A lot of people are curious to find out about what famous people had for their last meal. And the constituents of The Last Supper are of course common knowledge. But have you ever wondered what the passengers who lost their lives in the infamously famous Titanic disaster ate before dying?
When James Cameron shot ‘Titanic’ he used real Beluga caviar in the scenes. Little did he know that after XX years, the audience will find out actually what was served for lunch on April 14, 1912. Well we won’t blame him for not knowing. Because neither did we, until a man named Abraham Lincoln Salomon’s souvenir told the world.
The Last Lunch
The Titanic’s last lunch menu (shivers), which had been saved by first-class passenger Salomon, has recently been sold at an auction for $88,000.

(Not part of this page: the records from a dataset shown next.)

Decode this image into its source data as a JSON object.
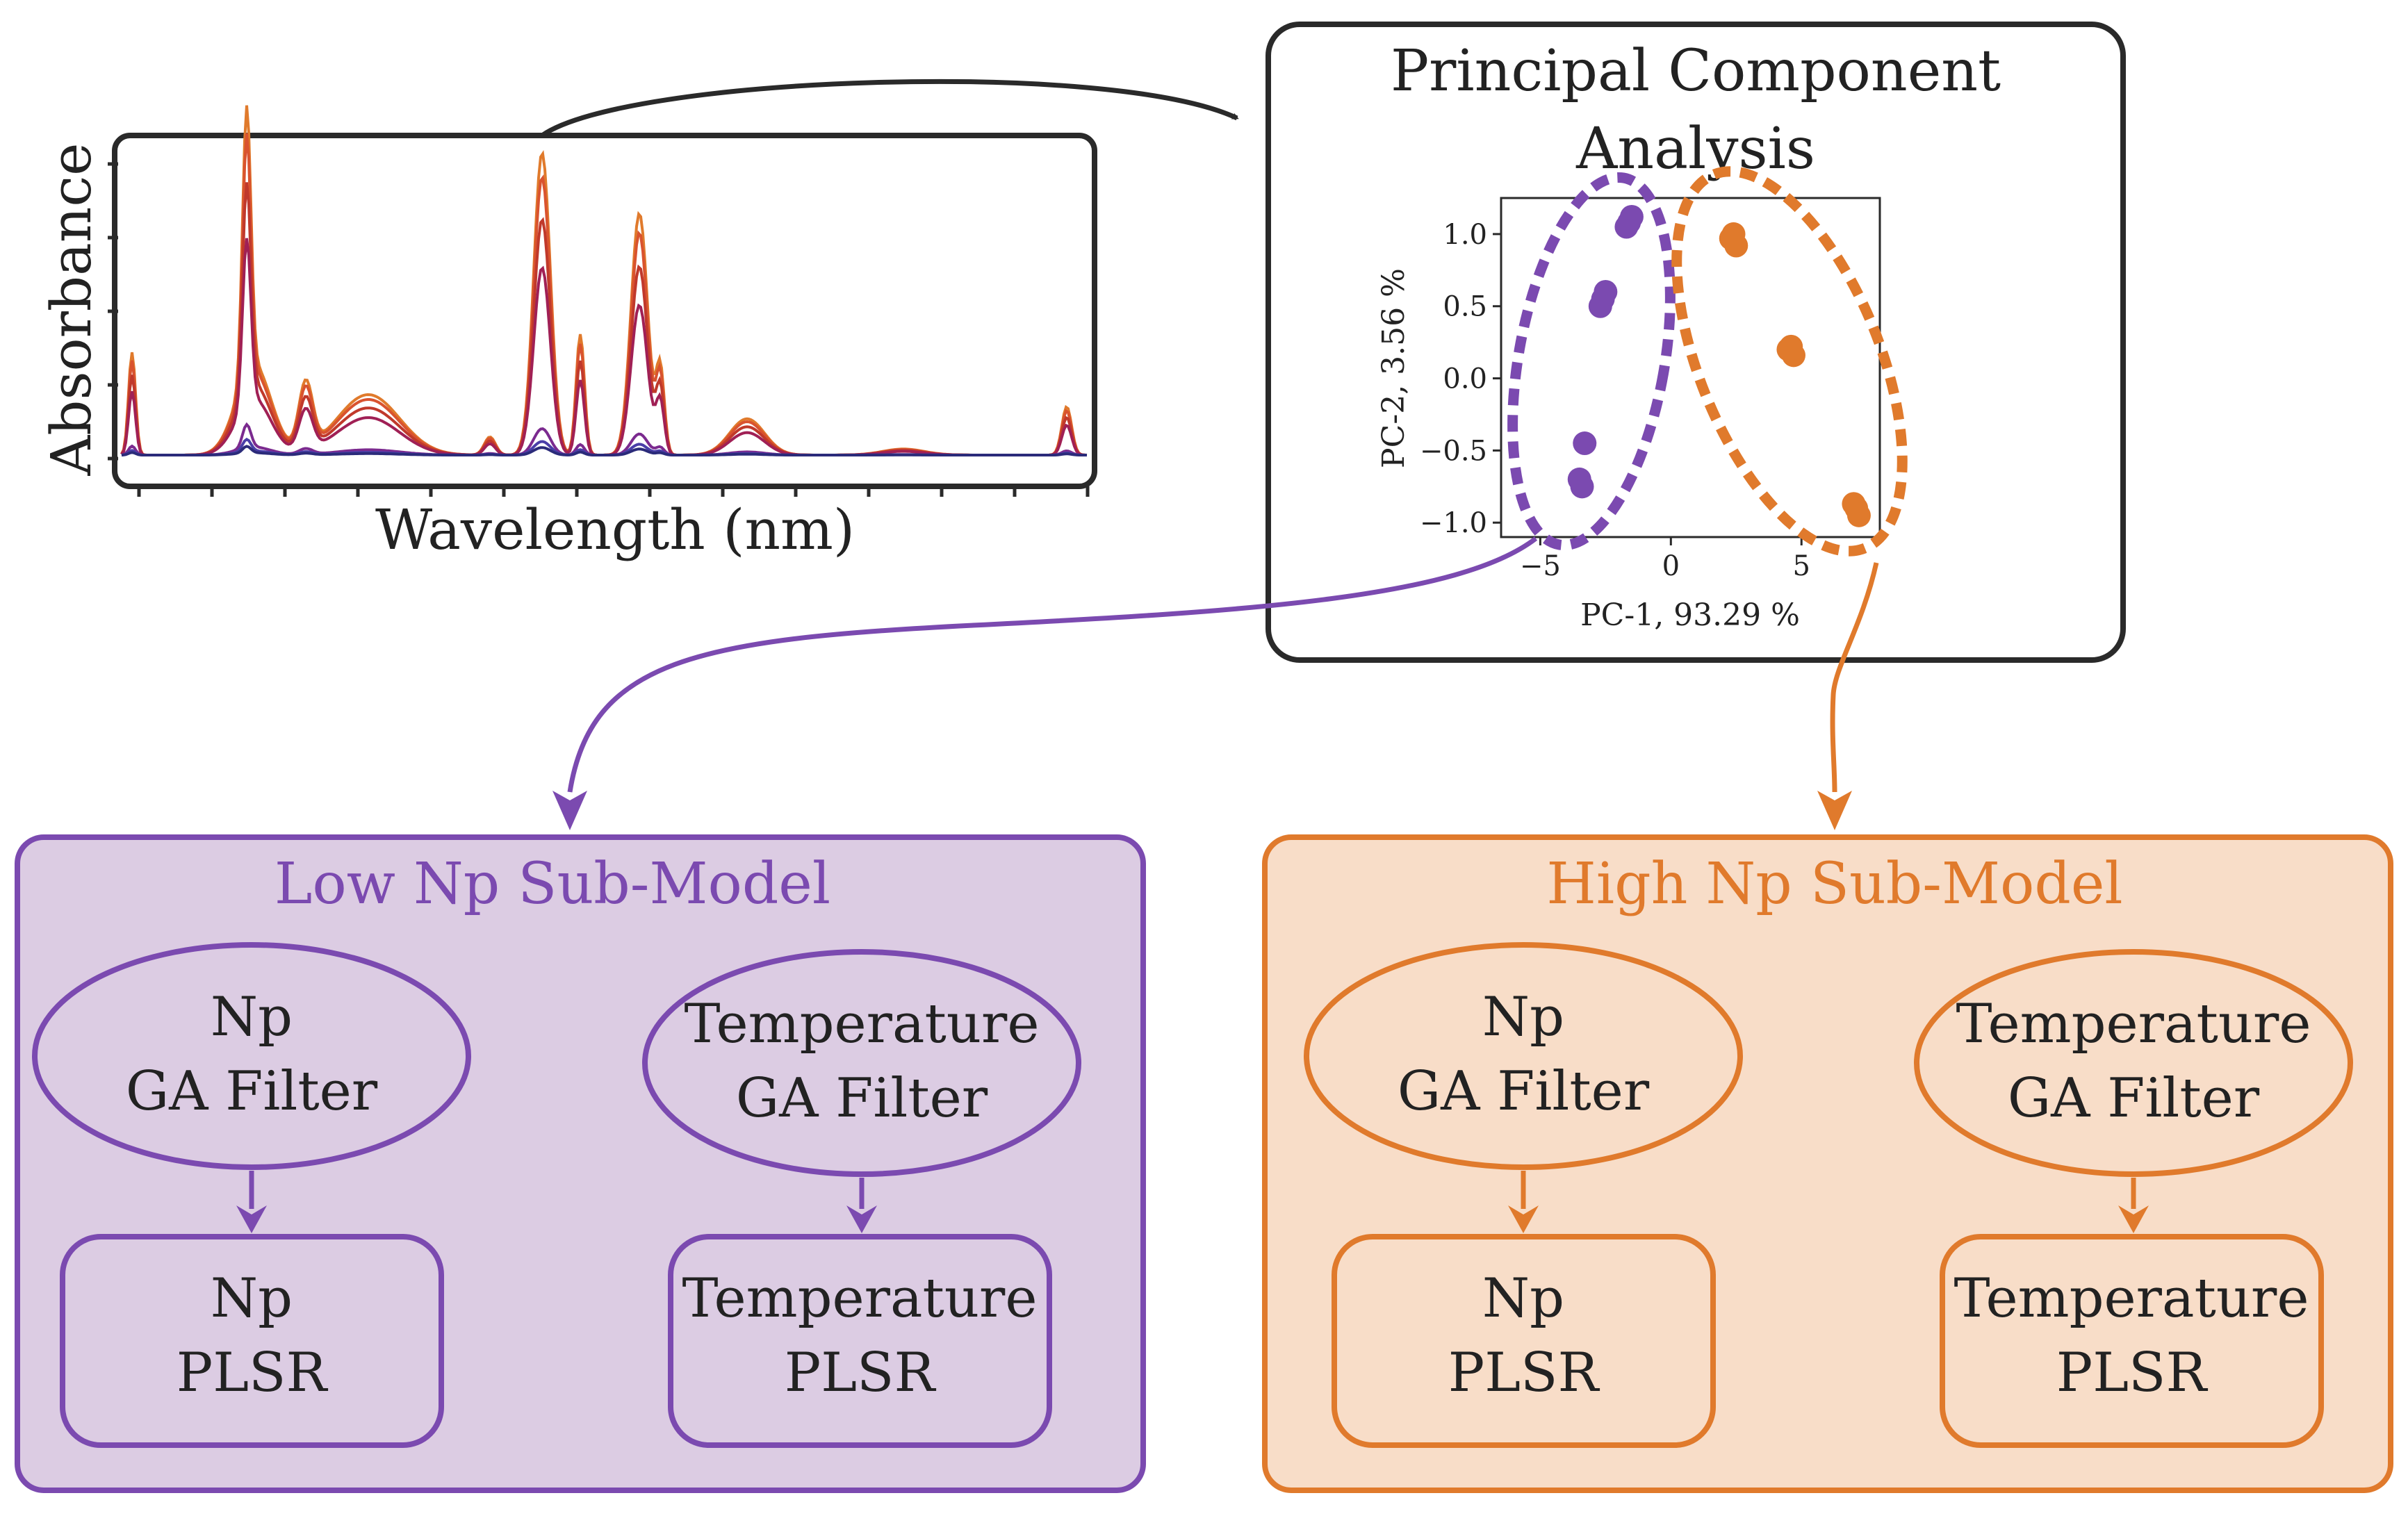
{
  "spectrum": {
    "xlabel": "Wavelength (nm)",
    "ylabel": "Absorbance",
    "line_colors": [
      "#e07a2c",
      "#d9532f",
      "#c0392b",
      "#a02055",
      "#7b2a8f",
      "#4a3ea8",
      "#2b2b7a"
    ]
  },
  "pca": {
    "title_line1": "Principal Component",
    "title_line2": "Analysis",
    "chart_data": {
      "type": "scatter",
      "xlabel": "PC-1, 93.29 %",
      "ylabel": "PC-2, 3.56 %",
      "xlim": [
        -6.5,
        8
      ],
      "ylim": [
        -1.1,
        1.25
      ],
      "xticks": [
        -5,
        0,
        5
      ],
      "yticks": [
        1.0,
        0.5,
        0.0,
        -0.5,
        -1.0
      ],
      "series": [
        {
          "name": "Low Np",
          "color": "#7b4ab0",
          "x": [
            -1.6,
            -1.5,
            -1.7,
            -2.6,
            -2.5,
            -2.7,
            -3.3,
            -3.5,
            -3.4
          ],
          "y": [
            1.08,
            1.12,
            1.05,
            0.55,
            0.6,
            0.5,
            -0.45,
            -0.7,
            -0.75
          ]
        },
        {
          "name": "High Np",
          "color": "#e07a2c",
          "x": [
            2.3,
            2.5,
            2.4,
            4.6,
            4.7,
            4.5,
            7.0,
            7.2,
            7.1
          ],
          "y": [
            0.97,
            0.92,
            1.0,
            0.22,
            0.16,
            0.2,
            -0.87,
            -0.95,
            -0.9
          ]
        }
      ]
    }
  },
  "colors": {
    "purple": "#7b4ab0",
    "purple_fill": "#dccce3",
    "orange": "#e07a2c",
    "orange_fill": "#f8ddc8",
    "dark": "#2a2a2a"
  },
  "low_model": {
    "title": "Low Np Sub-Model",
    "np_filter_line1": "Np",
    "np_filter_line2": "GA Filter",
    "temp_filter_line1": "Temperature",
    "temp_filter_line2": "GA Filter",
    "np_plsr_line1": "Np",
    "np_plsr_line2": "PLSR",
    "temp_plsr_line1": "Temperature",
    "temp_plsr_line2": "PLSR"
  },
  "high_model": {
    "title": "High Np Sub-Model",
    "np_filter_line1": "Np",
    "np_filter_line2": "GA Filter",
    "temp_filter_line1": "Temperature",
    "temp_filter_line2": "GA Filter",
    "np_plsr_line1": "Np",
    "np_plsr_line2": "PLSR",
    "temp_plsr_line1": "Temperature",
    "temp_plsr_line2": "PLSR"
  }
}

The menu features light items like consommé and dumplings, and heartier offerings from the grill like grilled mutton chops and the guest’s choice of mashed, fried, or baked potatoes.

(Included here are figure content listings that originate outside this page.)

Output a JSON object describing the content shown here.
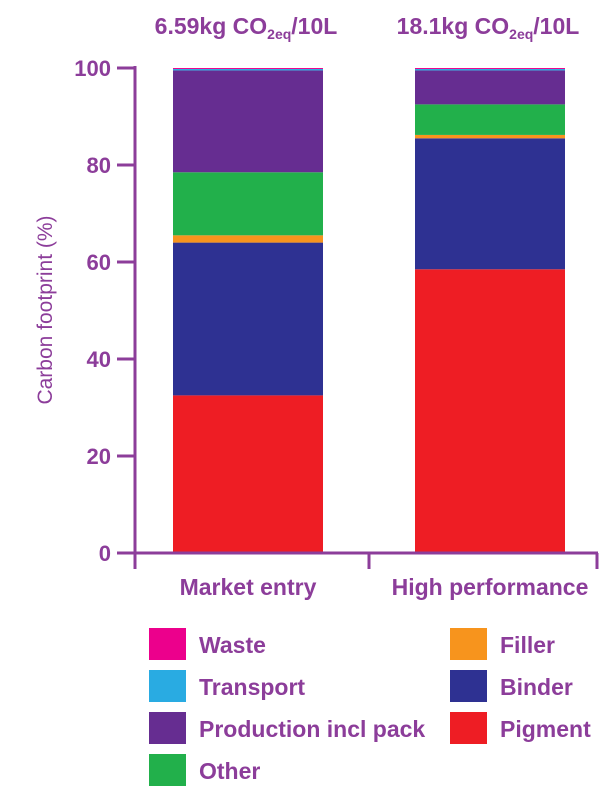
{
  "chart_data": {
    "type": "bar",
    "stacked": true,
    "ylabel": "Carbon footprint (%)",
    "ylim": [
      0,
      100
    ],
    "yticks": [
      0,
      20,
      40,
      60,
      80,
      100
    ],
    "categories": [
      "Market entry",
      "High performance"
    ],
    "bar_headers": [
      {
        "value": "6.59kg CO",
        "sub": "2eq",
        "unit": "/10L"
      },
      {
        "value": "18.1kg CO",
        "sub": "2eq",
        "unit": "/10L"
      }
    ],
    "series": [
      {
        "name": "Pigment",
        "color": "#ee1d24",
        "values": [
          32.5,
          58.5
        ]
      },
      {
        "name": "Binder",
        "color": "#2e3192",
        "values": [
          31.5,
          27.0
        ]
      },
      {
        "name": "Filler",
        "color": "#f7941d",
        "values": [
          1.5,
          0.7
        ]
      },
      {
        "name": "Other",
        "color": "#22b04b",
        "values": [
          13.0,
          6.3
        ]
      },
      {
        "name": "Production incl pack",
        "color": "#662d91",
        "values": [
          21.0,
          7.0
        ]
      },
      {
        "name": "Transport",
        "color": "#29abe2",
        "values": [
          0.3,
          0.3
        ]
      },
      {
        "name": "Waste",
        "color": "#ec008c",
        "values": [
          0.2,
          0.2
        ]
      }
    ],
    "legend": {
      "placement": "bottom",
      "left_column": [
        "Waste",
        "Transport",
        "Production incl pack",
        "Other"
      ],
      "right_column": [
        "Filler",
        "Binder",
        "Pigment"
      ]
    },
    "axis_color": "#8c3d9a"
  }
}
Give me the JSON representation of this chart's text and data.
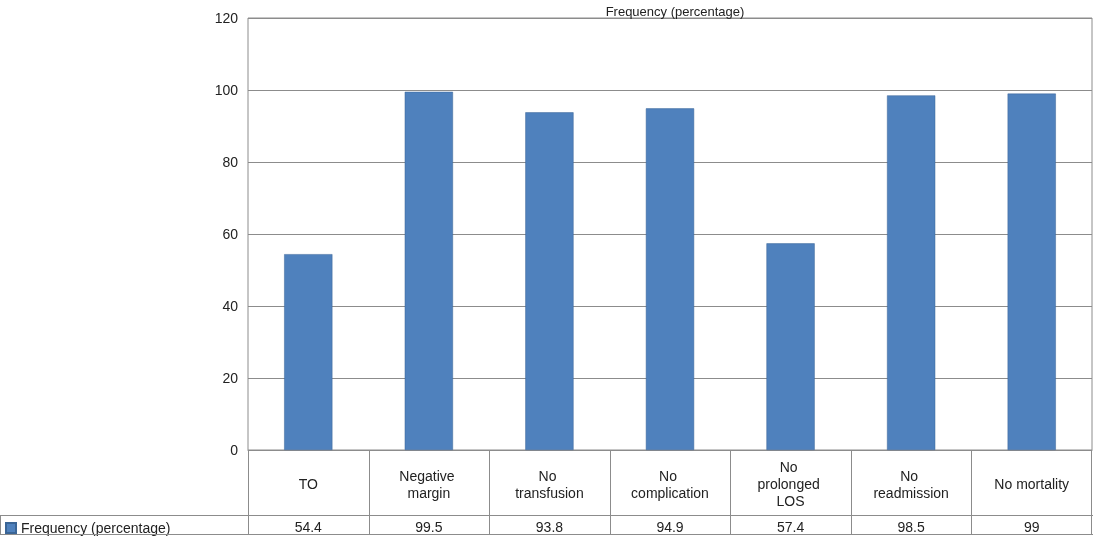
{
  "chart_data": {
    "type": "bar",
    "title": "Frequency (percentage)",
    "categories": [
      "TO",
      "Negative margin",
      "No transfusion",
      "No complication",
      "No prolonged LOS",
      "No readmission",
      "No mortality"
    ],
    "series": [
      {
        "name": "Frequency (percentage)",
        "color": "#4f81bd",
        "values": [
          54.4,
          99.5,
          93.8,
          94.9,
          57.4,
          98.5,
          99
        ]
      }
    ],
    "ylim": [
      0,
      120
    ],
    "yticks": [
      0,
      20,
      40,
      60,
      80,
      100,
      120
    ],
    "grid": "y",
    "legend": "bottom left",
    "data_labels": true
  }
}
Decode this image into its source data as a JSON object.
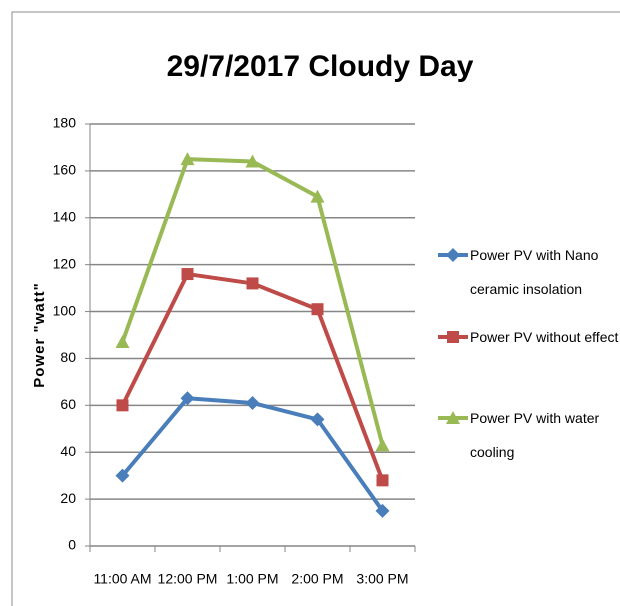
{
  "chart_data": {
    "type": "line",
    "title": "29/7/2017 Cloudy Day",
    "y_label": "Power \"watt\"",
    "categories": [
      "11:00 AM",
      "12:00 PM",
      "1:00 PM",
      "2:00 PM",
      "3:00 PM"
    ],
    "series": [
      {
        "name": "Power PV with Nano ceramic insolation",
        "color": "#4a7ebb",
        "marker": "diamond",
        "values": [
          30,
          63,
          61,
          54,
          15
        ]
      },
      {
        "name": "Power PV without effect",
        "color": "#be4b48",
        "marker": "square",
        "values": [
          60,
          116,
          112,
          101,
          28
        ]
      },
      {
        "name": "Power PV with water cooling",
        "color": "#98b954",
        "marker": "triangle",
        "values": [
          87,
          165,
          164,
          149,
          43
        ]
      }
    ],
    "ylim": [
      0,
      180
    ],
    "yticks": [
      0,
      20,
      40,
      60,
      80,
      100,
      120,
      140,
      160,
      180
    ],
    "grid": true,
    "legend": "right"
  }
}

Finally, there are the buffet options — smoked sardines, potted roast beef, veal and ham pie, or corned ox tongue — and finally, an assortment of cheese — Cheshire, Roquefort, Cheddar, and Camembert, to name a few.
To wash it all down, the grand lunch also included an “iced draught Munich lager beer,” for $3 or $6, depending on size preference.
Online auctioneer Lion Heart Autographs, along with two other artifacts from the Titanic’s Lifeboat 1, sold the menu. Talk about bone chilling!
The Millionaire’s Boat
The back of the menu also features the signature of another first-class passenger, Isaac Gerald Frauenthal, who escaped on another vessel. Frauenthal and Salomon are believed to have eaten lunch together that day, April 14, 1912.
Clearly, Salomon survived the shipwreck and the rescue vessel in which he did came to be known as the Money Boat or Millionaire’s Boat by press at the time, because of rumors that the crew was bribed by a rich passenger to row away quickly from the sinking ship, instead of staying behind to save more people.